AI-Powered Multi-Stage Energy Consulting System for Enhanced Energy Efficiency in Construction and Building Management

The integration of artificial intelligence and machine learning in energy management has transformed how energy resources are monitored and optimized across various industries. However, the construction and building sectors still face challenges in efficiently managing heterogeneous energy sources and complex operational constraints during both construction and operational phases.

The Multi-Stage Energy Consulting System (MuSECS), developed by CORE-IC as part of the INPERSO project, addresses these challenges by combining real-time energy data from diverse sources with advanced AI algorithms to optimize energy use. MuSECS collects and monitors information from process energy loads, on-site renewable energy production, energy storage capacities, grid energy mix, pricing, and operational constraints to create a comprehensive energy management database.

Designed with a modular, scalable, and flexible architecture, MuSECS can be easily adapted and retrofitted across different phases of building projects—from construction and retrofit to ongoing operational management. It seamlessly interfaces with other project platforms, such as RE SUITE and commercial building energy management systems (BEMS), ensuring interoperability and enhancing user interaction through prompt-based nudging.

Following successful development phases, MuSECS is now moving towards real-world validation within pilot sites, aiming to demonstrate its capability to optimize energy performance, reduce operational costs, and support sustainable construction and building management practices.

By integrating AI-driven optimization with comprehensive energy monitoring, MuSECS represents a major step forward in smart energy management for the built environment, contributing significantly to the goals of energy efficiency and carbon reduction in the European construction sector.

One of MuSECS’s core innovations is its multi-objective optimization model, which determines the most cost-effective energy scheduling strategy by balancing energy costs, renewable energy use, and CO₂ emissions. By leveraging meta-heuristic algorithms, the system dynamically selects the optimal energy mix to meet process demands while minimizing costs and environmental impact.

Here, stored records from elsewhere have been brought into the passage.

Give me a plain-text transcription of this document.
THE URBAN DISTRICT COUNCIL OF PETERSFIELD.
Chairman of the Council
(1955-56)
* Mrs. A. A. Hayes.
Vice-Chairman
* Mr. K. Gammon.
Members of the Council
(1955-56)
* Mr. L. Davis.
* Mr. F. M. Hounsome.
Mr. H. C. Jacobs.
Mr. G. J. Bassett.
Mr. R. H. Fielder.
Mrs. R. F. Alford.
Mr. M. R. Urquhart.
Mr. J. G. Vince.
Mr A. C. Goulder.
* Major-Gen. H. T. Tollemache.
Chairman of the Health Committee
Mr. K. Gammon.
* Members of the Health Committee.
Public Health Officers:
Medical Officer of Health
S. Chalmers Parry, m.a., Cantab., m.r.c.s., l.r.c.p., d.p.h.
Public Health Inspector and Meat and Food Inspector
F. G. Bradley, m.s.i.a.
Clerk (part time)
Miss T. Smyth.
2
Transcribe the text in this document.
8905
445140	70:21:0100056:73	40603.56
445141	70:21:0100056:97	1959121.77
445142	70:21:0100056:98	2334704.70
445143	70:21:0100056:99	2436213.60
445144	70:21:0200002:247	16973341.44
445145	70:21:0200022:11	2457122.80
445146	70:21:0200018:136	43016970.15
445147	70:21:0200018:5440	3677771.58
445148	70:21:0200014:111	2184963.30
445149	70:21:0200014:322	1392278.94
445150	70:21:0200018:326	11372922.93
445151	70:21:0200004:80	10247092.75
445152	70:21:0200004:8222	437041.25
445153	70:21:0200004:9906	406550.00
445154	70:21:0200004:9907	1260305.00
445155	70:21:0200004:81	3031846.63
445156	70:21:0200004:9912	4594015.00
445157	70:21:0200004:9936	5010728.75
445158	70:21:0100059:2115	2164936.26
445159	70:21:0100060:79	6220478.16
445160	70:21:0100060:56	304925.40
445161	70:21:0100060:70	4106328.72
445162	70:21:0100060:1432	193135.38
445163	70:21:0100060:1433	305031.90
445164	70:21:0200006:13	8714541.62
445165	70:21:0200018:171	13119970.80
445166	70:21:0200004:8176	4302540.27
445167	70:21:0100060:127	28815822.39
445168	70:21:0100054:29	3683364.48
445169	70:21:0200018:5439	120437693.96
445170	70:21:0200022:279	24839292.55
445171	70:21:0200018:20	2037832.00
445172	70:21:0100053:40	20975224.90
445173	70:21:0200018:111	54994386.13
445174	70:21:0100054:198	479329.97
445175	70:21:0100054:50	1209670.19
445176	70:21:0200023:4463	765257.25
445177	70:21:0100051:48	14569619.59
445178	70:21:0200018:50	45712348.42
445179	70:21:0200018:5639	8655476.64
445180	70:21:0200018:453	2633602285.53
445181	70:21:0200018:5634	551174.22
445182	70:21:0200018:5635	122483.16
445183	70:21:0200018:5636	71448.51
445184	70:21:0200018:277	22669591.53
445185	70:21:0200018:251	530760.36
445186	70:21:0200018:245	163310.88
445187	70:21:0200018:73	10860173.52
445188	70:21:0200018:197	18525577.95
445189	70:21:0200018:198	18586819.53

A critical component of MuSECS is its Asset Health Monitoring agent, which continuously monitors the condition of key assets and detects anomalies that could indicate potential failures. This early warning system supports proactive maintenance planning, enhancing operational reliability and reducing downtime.

In addition, MuSECS incorporates advanced data analytics and machine learning to analyze historical energy usage patterns. This capability enables the identification and optimization of energy-intensive subprocesses, significantly improving overall energy efficiency.